Six mois après
le meurtre du Préfet Erignac, malgré les effets d’annonce policiers
et judiciaires, l’enquête n’aboutit pas. Elle permet par contre une
répression tous azimuts sans précédent, touchant l’ensemble de la
société corse, menée à partir de fuites orchestrées par la police et
la justice, et abondamment reprises par les médias. Des coupables
potentiels préfabriqués sont jetés en pâture à l’opinion publique,
et incarcérés. Au passage on embastille quelques personnalités
appartenant « par hasard » à l’opposition.
Le fait
majeur de toute cette agitation est la mise sous tutelle de la
principale Banque de l’île, ce qui déterminera très vite le blocage
de ce qui reste de vie économique « indigène ». Les
malversations en matière de financement agricole, permis depuis plus
de 20 ans par le ministère de l’agriculture en sont le prétexte.
Tout se passe
comme si on avait décidé de faire en sorte que les Corses soient
forcés de brader leur patrimoine foncier et immobilier. Ce qui
arrive aujourd’hui s’inscrit dans la suite de la volonté de l’état,
exprimée par le schéma d’aménagement DATAR 1972, d’imposer aux
corses un développement basé sur le potentiel touristique, sans
considération des intérêts de l’île, au profit d’intérêts
extérieurs : banques, tour-operators, BTP, transports, grande
distribution…pour l’essentiel.
Ce plan a été
retardé par la montée de la contestation qu’il a provoqué. Il n’a
été ni abandonné, ni même modifié, malgré les déclarations de tous
les gouvernants depuis 1975. De 1975 à 1980, la seule réponse de
l’état fut la répression policière directe, justifiée par toutes
sortes de provocations. On ira jusqu’à la mise en œuvre d’une police
parallèle (FRANCIA) dont les responsables connus sont impunis à ce
jour. La France n’est pas l’Espagne. Cette période a vu également se
développer la structure « clandestine » du FLNC, vite suivie
des premières arrestations des militants les plus déterminés ou les
plus naïfs. Ce moment aura son terme avec les affaires de Bastelica
et de l’Hôtel Fesch, en janvier 1980. La répression débouche sur un
échec politique.
En mai 1981
le pouvoir change de main, en France, et la police de tactique, en
Corse. Le tout-repression élémentaire, la manipulation directe sont
relativisées au profit d’une action psychologique de guerre, dès
lors que le statut de 1982 s’avère insuffisant et les interlocuteurs
du pouvoir dépassés.
Les principes
de l’action psychologique sont connus : utiliser la rumeur,
l’intoxication, l’infiltration, la manipulation, semer la discorde,
circonvenir, retourner ou acheter l’encadrement adverse, abouti à
une démoralisation générale chez l’ennemi en suscitant au besoin une
« 5ème colonne ». Cette politique, précédant la
phase actuelle fut appliquée sans interruption de 1981 à 1997. C’est
là qu’il faut chercher l’origine des crises et des scissions qui ont
affecté le mouvement national, se terminant par les meurtres
fratricides des années 1995-96.
Cette
politique multi-millénaire a pu se développer grâce à l’ignorance du
plus grand nombre et à ses certitudes, avec la complicité active ou
passive de la majorité des appareils des organisations
nationalistes. Elle a empêché jusqu’à ce jour, la structuration
réelle du mouvement national corse. En y regardant de plus près, on
discerne d’ailleurs des traces de noyautage dès la constitution des
premiers groupes clandestins, et ce, avant 1975.
Nous vivons
aujourd’hui la suite logique d’une longue période de pourrissement.

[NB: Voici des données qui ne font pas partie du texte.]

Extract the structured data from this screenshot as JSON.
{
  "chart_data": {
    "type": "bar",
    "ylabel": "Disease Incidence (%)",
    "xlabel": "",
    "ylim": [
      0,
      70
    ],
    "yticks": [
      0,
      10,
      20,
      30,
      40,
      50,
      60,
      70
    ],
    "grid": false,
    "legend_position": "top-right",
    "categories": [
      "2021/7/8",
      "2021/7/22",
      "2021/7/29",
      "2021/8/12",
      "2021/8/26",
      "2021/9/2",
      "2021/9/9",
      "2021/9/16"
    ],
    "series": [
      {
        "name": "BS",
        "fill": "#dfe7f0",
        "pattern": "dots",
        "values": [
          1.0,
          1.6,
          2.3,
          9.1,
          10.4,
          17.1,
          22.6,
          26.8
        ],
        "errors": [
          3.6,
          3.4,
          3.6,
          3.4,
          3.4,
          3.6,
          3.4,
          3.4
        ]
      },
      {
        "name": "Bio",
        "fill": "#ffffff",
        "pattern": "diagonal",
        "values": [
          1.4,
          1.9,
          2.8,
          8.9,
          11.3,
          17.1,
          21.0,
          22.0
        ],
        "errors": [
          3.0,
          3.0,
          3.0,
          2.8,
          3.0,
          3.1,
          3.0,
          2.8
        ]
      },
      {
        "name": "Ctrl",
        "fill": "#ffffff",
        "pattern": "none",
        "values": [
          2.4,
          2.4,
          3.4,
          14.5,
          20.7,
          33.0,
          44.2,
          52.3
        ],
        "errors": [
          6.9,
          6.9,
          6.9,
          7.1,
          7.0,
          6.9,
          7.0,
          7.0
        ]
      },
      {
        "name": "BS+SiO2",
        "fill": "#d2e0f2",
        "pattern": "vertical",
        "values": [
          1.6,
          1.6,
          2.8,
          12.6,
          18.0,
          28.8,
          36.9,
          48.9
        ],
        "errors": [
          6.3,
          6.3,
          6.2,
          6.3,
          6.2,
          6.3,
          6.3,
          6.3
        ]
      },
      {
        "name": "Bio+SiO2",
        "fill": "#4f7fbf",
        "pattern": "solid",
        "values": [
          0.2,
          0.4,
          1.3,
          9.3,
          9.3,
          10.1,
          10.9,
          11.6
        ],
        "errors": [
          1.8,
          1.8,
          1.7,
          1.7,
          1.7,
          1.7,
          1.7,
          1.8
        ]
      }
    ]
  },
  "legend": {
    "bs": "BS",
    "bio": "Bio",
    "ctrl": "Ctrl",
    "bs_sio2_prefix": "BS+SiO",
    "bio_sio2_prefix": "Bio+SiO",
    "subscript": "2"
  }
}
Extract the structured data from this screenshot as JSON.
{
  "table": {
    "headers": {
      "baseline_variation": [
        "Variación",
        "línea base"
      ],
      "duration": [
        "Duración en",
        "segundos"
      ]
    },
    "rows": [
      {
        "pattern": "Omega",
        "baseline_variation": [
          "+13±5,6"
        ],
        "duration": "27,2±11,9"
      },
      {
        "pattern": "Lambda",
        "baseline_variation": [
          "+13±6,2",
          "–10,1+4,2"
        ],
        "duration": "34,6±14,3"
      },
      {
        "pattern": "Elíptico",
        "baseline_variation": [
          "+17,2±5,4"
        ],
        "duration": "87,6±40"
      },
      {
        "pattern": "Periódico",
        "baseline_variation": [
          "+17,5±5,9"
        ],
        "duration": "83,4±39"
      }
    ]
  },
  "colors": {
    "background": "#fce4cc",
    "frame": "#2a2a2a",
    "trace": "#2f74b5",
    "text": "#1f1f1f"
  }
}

La répression directe se déchaîne à nouveau, sous prétexte de « rétablir
l’état de
droit ».
S’il existe en Corse une situation de Non-Droit, elle a été voulue
par tous les gouvernements français depuis la conquête, qui est
elle-même un fait de Non-Droit. Après avoir écrasé la Nation Corse,
il s’agit aujourd’hui de la dépouiller de son seul bien, sa terre.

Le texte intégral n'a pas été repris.